My favorite moment from this year’s Halloween came from one charming little boy who appeared on my front porch. Amidst a continual stream of zombies, Disney princesses, Jedi knights and Ninja Turtles, this little chap showed up in bright blue overalls, a red shirt and a red cap. As Super Mario of video-game fame, he looked the part exactly. But as soon as I opened the door, he didn’t shout “trick or treat” or “Boo!” Instead, he looked up at me, paused and said, “Does my mustache look OK?”
I appreciated the fact that he looked to me for guidance, and even though his painted-on handlebar had in fact gotten a tad smudged, I nonetheless praised him on his style and sent him away with a thumbs up and a Snickers Fun Size candy bar.
When six-year-old boys are stressing over it, you know that the mustache is back.
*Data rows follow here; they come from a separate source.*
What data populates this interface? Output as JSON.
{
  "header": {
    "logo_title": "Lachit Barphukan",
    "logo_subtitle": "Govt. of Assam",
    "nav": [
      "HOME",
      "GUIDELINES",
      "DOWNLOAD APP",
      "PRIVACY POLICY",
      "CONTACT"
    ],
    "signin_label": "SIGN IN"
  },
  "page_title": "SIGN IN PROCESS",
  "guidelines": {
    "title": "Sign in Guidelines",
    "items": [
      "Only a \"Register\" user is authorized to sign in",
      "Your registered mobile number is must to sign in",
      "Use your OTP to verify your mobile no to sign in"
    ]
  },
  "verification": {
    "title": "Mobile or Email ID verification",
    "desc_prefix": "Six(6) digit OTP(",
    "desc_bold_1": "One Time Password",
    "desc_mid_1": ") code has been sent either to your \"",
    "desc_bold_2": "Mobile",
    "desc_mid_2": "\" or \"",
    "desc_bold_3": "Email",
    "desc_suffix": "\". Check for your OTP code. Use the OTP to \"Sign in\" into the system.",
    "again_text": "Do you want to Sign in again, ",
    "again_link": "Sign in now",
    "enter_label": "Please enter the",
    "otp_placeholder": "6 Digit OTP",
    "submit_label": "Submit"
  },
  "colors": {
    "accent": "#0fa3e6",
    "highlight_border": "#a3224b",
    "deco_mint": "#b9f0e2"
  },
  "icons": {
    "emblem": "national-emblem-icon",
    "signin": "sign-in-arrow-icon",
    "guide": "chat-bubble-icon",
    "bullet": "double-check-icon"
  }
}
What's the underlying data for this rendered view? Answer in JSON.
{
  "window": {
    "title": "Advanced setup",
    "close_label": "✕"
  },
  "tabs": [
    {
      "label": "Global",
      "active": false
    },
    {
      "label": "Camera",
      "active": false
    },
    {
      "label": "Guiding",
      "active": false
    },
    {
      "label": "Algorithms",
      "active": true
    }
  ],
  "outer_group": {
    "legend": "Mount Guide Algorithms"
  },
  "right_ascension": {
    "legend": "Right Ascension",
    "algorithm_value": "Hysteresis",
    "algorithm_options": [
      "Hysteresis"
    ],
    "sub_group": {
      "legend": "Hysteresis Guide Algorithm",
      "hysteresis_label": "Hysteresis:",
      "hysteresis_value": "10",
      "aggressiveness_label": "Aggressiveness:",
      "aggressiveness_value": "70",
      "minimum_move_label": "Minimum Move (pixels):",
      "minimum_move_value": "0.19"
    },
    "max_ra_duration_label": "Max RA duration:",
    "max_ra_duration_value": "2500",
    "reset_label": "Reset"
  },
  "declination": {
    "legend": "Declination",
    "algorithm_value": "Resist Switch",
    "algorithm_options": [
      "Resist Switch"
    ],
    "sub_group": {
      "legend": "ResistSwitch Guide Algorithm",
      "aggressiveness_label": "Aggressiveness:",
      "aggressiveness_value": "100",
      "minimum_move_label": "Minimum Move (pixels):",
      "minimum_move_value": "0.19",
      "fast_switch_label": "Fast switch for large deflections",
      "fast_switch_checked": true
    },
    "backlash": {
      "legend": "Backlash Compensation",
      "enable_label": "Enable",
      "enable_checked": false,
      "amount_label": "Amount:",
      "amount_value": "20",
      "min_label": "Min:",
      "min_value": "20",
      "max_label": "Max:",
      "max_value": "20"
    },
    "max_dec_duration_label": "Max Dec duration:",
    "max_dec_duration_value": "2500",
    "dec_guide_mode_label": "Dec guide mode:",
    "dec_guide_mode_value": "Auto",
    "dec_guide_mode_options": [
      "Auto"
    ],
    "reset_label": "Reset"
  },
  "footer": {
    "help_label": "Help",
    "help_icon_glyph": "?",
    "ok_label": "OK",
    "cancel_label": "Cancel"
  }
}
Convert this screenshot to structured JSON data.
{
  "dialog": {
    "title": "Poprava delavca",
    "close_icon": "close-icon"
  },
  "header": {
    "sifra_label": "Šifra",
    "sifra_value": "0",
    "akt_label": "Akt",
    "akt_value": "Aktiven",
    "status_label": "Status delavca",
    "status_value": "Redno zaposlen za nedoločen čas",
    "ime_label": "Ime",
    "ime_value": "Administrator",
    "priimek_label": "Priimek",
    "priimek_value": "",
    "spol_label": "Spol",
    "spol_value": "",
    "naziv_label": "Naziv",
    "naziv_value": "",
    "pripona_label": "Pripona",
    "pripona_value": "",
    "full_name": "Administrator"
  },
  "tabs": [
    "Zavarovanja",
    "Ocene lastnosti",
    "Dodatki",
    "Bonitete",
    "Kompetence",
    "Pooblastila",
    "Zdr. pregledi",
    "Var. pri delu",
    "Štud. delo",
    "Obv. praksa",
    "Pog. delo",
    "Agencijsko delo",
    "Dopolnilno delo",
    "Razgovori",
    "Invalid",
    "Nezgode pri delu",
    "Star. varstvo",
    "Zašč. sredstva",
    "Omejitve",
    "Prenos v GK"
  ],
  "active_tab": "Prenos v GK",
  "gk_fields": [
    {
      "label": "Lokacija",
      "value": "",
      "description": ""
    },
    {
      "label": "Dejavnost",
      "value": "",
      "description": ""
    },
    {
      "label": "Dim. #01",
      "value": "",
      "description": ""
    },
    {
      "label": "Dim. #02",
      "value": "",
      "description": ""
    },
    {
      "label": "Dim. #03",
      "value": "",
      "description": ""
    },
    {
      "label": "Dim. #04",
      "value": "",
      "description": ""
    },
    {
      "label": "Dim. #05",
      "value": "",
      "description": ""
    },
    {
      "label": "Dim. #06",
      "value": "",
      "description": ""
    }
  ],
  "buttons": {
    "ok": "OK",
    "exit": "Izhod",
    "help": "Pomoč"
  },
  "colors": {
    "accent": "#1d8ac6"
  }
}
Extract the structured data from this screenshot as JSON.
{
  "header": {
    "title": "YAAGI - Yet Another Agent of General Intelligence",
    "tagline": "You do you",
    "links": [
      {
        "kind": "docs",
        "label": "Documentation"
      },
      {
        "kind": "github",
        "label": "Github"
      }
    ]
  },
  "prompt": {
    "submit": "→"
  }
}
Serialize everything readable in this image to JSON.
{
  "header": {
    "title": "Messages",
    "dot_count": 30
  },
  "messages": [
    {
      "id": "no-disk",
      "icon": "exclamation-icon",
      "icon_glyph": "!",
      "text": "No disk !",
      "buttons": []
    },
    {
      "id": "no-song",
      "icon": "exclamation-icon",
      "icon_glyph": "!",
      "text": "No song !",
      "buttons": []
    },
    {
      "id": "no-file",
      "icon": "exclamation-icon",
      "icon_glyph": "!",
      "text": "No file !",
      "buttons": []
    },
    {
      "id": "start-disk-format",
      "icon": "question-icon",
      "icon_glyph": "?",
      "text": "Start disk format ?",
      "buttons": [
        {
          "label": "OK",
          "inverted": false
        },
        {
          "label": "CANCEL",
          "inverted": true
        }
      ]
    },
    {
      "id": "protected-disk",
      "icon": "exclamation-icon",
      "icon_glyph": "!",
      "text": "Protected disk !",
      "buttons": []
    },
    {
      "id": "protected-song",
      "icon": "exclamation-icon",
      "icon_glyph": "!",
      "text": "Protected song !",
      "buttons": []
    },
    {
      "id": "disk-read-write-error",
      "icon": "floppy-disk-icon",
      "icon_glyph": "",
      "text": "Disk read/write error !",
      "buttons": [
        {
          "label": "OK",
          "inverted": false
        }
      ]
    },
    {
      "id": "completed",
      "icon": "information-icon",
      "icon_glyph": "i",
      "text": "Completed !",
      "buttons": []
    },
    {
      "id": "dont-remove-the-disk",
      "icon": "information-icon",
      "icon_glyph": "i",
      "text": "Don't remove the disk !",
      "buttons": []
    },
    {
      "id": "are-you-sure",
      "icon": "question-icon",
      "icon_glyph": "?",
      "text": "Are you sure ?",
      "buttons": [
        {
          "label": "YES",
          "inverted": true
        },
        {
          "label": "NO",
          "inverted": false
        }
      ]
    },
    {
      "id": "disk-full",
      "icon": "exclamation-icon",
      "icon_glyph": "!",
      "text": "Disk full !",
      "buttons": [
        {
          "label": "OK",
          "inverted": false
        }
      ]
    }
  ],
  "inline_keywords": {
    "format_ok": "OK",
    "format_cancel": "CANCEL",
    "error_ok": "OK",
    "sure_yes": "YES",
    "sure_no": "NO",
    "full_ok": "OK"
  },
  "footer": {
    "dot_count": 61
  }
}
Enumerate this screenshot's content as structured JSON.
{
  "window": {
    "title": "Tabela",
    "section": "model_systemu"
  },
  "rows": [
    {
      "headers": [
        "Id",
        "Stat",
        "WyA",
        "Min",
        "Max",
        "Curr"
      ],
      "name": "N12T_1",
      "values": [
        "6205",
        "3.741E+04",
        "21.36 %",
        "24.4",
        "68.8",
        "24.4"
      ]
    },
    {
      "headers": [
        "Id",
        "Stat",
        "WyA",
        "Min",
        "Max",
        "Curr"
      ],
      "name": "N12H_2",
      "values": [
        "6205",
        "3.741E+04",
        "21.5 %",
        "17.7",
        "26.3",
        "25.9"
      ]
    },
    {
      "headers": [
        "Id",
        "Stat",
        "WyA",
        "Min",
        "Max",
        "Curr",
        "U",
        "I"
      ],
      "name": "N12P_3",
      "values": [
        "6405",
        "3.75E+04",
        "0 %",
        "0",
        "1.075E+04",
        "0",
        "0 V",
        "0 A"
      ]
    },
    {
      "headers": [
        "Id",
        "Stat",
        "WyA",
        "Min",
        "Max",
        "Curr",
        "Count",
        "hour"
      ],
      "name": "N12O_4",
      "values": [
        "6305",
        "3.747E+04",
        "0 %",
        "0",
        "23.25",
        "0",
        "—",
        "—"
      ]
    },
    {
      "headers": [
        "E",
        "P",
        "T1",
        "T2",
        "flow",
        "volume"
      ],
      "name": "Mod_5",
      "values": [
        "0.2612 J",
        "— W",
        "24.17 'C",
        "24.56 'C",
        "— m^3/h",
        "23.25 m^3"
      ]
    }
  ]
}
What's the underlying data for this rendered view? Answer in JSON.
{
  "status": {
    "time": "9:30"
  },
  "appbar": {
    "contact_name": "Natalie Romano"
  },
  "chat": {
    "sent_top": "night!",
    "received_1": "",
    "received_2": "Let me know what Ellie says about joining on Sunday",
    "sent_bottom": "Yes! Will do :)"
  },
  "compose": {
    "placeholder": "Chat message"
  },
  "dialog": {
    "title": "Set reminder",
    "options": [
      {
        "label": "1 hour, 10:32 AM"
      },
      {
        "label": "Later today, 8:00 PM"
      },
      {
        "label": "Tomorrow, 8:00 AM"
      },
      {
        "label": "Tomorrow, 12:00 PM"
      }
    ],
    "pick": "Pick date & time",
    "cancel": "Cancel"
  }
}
For a few dull decades in the ‘80s, ‘90s and early 2000s, the clean-shaven look dominated. While the ‘stache-and-beard combo maintained a certain rugged appeal regardless of popular fashion, few dared sport solo lip hair. The closest many men got was the standard middle-aged look of the last 15 years: a grey mustache and goatee (for best results, add hair mousse and reading glasses).
But today, mustache culture is everywhere, and it may be the only trend where I have been ahead of the curve since 1990. You should see those high school photos — I look like I’m holding a used toothbrush under my nose. A colleague recently gave me a poster showing the spectrum of mustaches. Each has a name and is ranked according to volume — from the barely visible “Pencil” to the massive “Franz Josef,” from the “Frenchman” to the “Walrus.” Today, I’ve got something close to a “Painter’s Brush” in the middle of the spectrum. But my high school ‘stache would not even have registered on the thickness chart. I might have called it the “Lint Filter.”
As a sign of the Mustache Apocalypse, the sheer number of nose-hair novelties you can buy these days is staggering. At a website called mustachestuff.com, a person can invest in everything from mustache coat hangers and ice trays to socks and wristbands. There are mustache salt and pepper shakers, light-switch covers and Lionel Richie T-shirts.
Baby won’t stop crying? Get him a mustache pacifier, and he’ll look like a tiny Burt Reynolds. Bottle caps on too tight? Try the wall-mounted ‘stache-shaped bottle opener. It never ends: mustache iPhone cozies, key hooks, Salvador Dali posters. And for only $4 you can pick up mustache fingernail decals. That is one trend, by the way, I am content to lag behind.
Granted, this marketing frenzy is nothing new. Back in the 19th century, when few respectable gentlemen would be caught clean-shaven in public, all types of supplies were available. Mustache cups had a special ceramic guard built into the rim so a bloke wouldn’t get his facial hair soggy while sipping hot tea. The average shaving stand boasted a variety of specialized grooming utensils, along with many brands of wax.
Some years ago, when my parents were buying and selling antiques, they came across a vintage sterling silver mustache curling iron kit, complete with its own heater. For the gentleman who prefers a silver-plated stiff upper lip, of course.
So whether you call it a mo, whisker, bristle baton, bro-merang, cookie duster, crumb catcher, face lace, grass grin, yard broom, mouth brow, lip toupé, tea strainer, caterpillar, face furniture, flavor savor, handlebar or a muzzy, the mustache is ubiquitous. I have had one continuously for 25 years (except for one week when I had a little accident while shaving and ended up with a reverse Charlie Chaplin).
For some, mustache culture is an amusing novelty — a disguise on a stick to hold up in party photos. But for others, it is a lifestyle. We don’t follow the trends. We remain bristly in season and out of season. We persevere through sun or rain or soup or crumbs. Our motto: Equip the lip.